M. Louis Longpré, du village de la Longue-Pointe, dit ce qui suit : « De ma maison, j’ai entendu un choc des deux vaisseaux. C’était comme un coup de canon et la plupart des gens du village furent éveillés en sursaut. »

M. Jos Longpré

M. Jos. Longpré, gardien de l’asile Saint-Benoît, dit ce qui suit : « Au moment de l’abordage, j’étais sur la grève à plusieurs arpents des deux vaisseaux. Ils se choquèrent avec un bruit pareil à celui du canon. Sous l’impulsion de ce choc, le Cynthia fit demi-tour sur lui-même. Le Polynesian après avoir ralenti pendant quelques minutes, continua sa route. J’ai vu des matelots se noyer. C’était un des trois qui avaient dit à M. McVey d’aller d’abord au secours du pilote Brunet. Il n’a pas proféré un cri.
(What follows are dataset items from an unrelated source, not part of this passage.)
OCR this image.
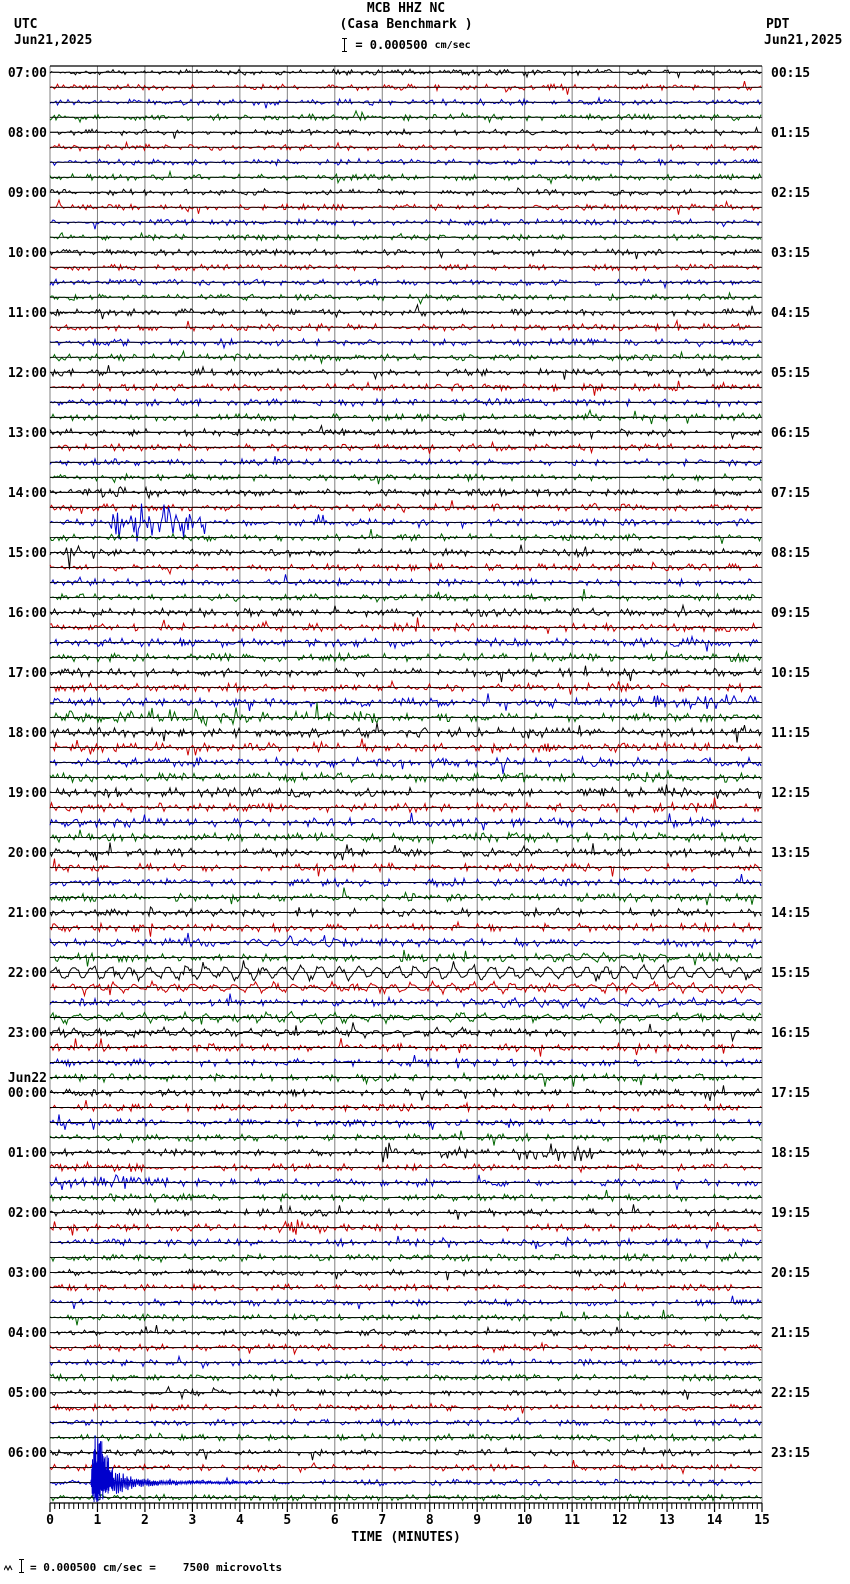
UTC
Jun21,2025
PDT
Jun21,2025
MCB HHZ NC
(Casa Benchmark )
= 0.000500 cm/sec
TIME (MINUTES)
0	1	2	3	4	5	6	7	8	9	10 11 12 13 14 15
07:00
08:00
09:00
10:00
11:00
12:00
13:00
14:00
15:00
16:00
17:00
18:00
19:00
20:00
21:00
22:00
23:00
Jun22
00:00
01:00
02:00
03:00
04:00
05:00
06:00
00:15
01:15
02:15
03:15
04:15
05:15
06:15
07:15
08:15
09:15
10:15
11:15
12:15
13:15
14:15
15:15
16:15
17:15
18:15
19:15
20:15
21:15
22:15
23:15
= 0.000500 cm/sec = 7500 microvolts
Je l’ai vu se débattre quelques instants ; c’est tout. »

M. Joseph Bernard

M. Joseph Bernard de la Longue-Pointe dit ce qui suit : « Vers 4h20 ce matin, j’ai vu le vaisseau de la ligne Allan descendre à la rencontre du Cynthia. Le vaisseau Allan siffla une fois ; un instant après il siffla encore. Le Cynthia ne répondit rien. Peu après, je vis le vaisseau Allan frapper l’autre vaisseau en proue à gauche et lui imprimer un mouvement de rotation. Le Cynthia descendit alors comme à la dérive. »

Pieds nus, tête nue

M. E.M. Forest, restaurateur à la barrière du chemin de la Longue-Pointe, dit que, vers cinq heures du matin, il a été éveillé par le gardien de la Longue-Pointe. Aussitôt, il vit entrer une foule de matelots pieds nus, tête nue, à demi vêtus. Il leur servit à boire pour les réchauffer, car ils étaient transis jusqu’aux os. Le Capitaine Taylor passa ses hommes en revue et trouva qu’il en manquait huit. L’équipage se composait de trente-huit hommes, outre le pilote.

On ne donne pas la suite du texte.